Arabs across the Middle East have been grieving the death of Palestinian leader Yasser Arafat, which for some mark the end of an era.
For many, Arafat was the Palestinian cause
Others have expressed fears that Israel could take advantage of any Palestinian power vacuum.
Tunisia, Lebanon, Libya, Morocco, Yemen and Jordan have announced three days of national mourning along with Egypt.
Mr Arafat's body is expected later on Thursday in the Egyptian capital, Cairo, for a military funeral.
In a statement, the Egyptian presidency honoured Mr Arafat as "a historic leader who led his people with courage in all the stages of the national struggle".
In Lebanon, Palestinian refugees met news of Mr Arafat's death with wails of grief and volleys of gunfire.
However, it was in Jordan that Mr Arafat's death was felt particularly hard and many were angry the funeral would not be taking place in the kingdom.

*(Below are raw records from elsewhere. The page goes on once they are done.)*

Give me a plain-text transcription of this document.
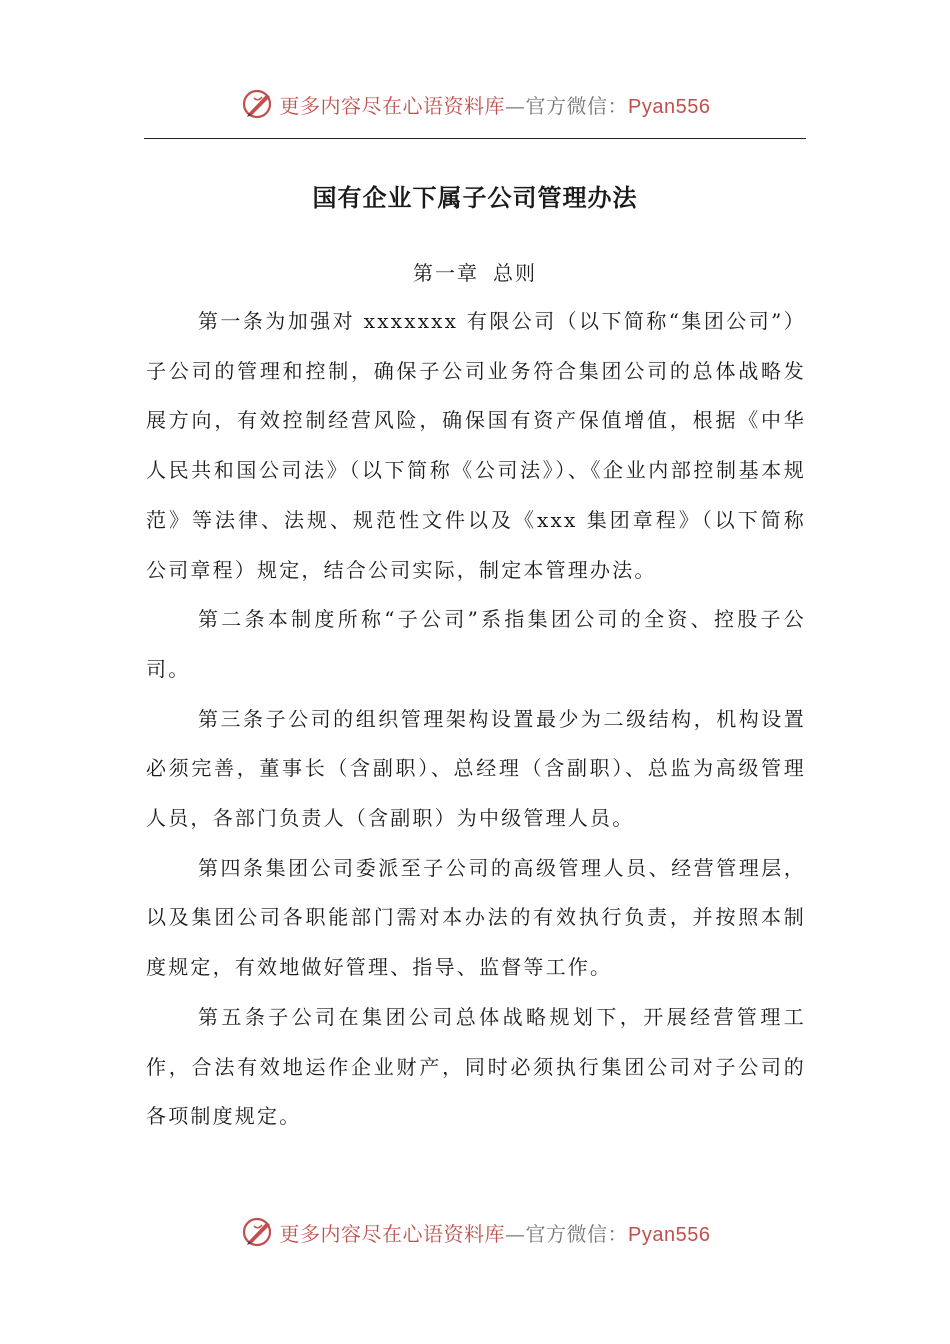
更多内容尽在心语资料库—官方微信：Pyan556
国有企业下属子公司管理办法
第一章 总则

第一条为加强对 xxxxxxx 有限公司（以下简称“集团公司”）子公司的管理和控制，确保子公司业务符合集团公司的总体战略发展方向，有效控制经营风险，确保国有资产保值增值，根据《中华人民共和国公司法》（以下简称《公司法》）、《企业内部控制基本规范》等法律、法规、规范性文件以及《xxx 集团章程》（以下简称公司章程）规定，结合公司实际，制定本管理办法。

第二条本制度所称“子公司”系指集团公司的全资、控股子公司。

第三条子公司的组织管理架构设置最少为二级结构，机构设置必须完善，董事长（含副职）、总经理（含副职）、总监为高级管理人员，各部门负责人（含副职）为中级管理人员。

第四条集团公司委派至子公司的高级管理人员、经营管理层，以及集团公司各职能部门需对本办法的有效执行负责，并按照本制度规定，有效地做好管理、指导、监督等工作。

第五条子公司在集团公司总体战略规划下，开展经营管理工作，合法有效地运作企业财产，同时必须执行集团公司对子公司的各项制度规定。

更多内容尽在心语资料库—官方微信：Pyan556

Shops were closed and the Koran blared from loudspeakers as hundreds of thousands of Palestinian refugees mourned the death of their leader.
Jordan has the largest community of Palestinians in the diaspora - most of the 1.8 million refugees there still live in camps.
"His funeral should have been here among his people," said Aouni Shatarat, from Mr Arafat's Fatah faction in the Baqaa camp.
The camp's usually busy market was quiet as shopkeepers closed their shutters in a mark of respect.
Youths took to the streets, holding up banners with images of Mr Arafat as news of his death filtered into Jordan.
Some Palestinians praised their late leader for remaining steadfast despite the two-and-a-half-year Israeli siege of his West Bank compound.
"Arafat remained faithful to his principles and did not sell out the cause," shopkeeper Abdul Latif Ahmed said.
Peace 'up to Israel'
In Cairo, Arab League spokesman Hossam Zaki said Mr Arafat was "the embodiment of the Palestinian question" and that his passing would not open all the doors for peace in the Middle East.
"This is false and the answers never really lie with the Palestinians as much as with the Israelis," he said.
Some Arabs fear a Palestinian power vacuum
Both Israel and the United States have long said that Mr Arafat stood in the way of any chances of peace.
Iran urged Palestinians not to let Israel take advantage of any vacuum following Mr Arafat's passing.
"What is important now is for the Palestinians to stay
united and understand the sensitivity of the situation to
confront the plots of the Zionist regime," Iranian foreign ministry spokesman Hamid Reza Asefi said.
That view was echoed by Yemen, with the presidency urging Palestinians "to unite during this difficult time to rob the enemies of Palestine of the chance to stir up differences".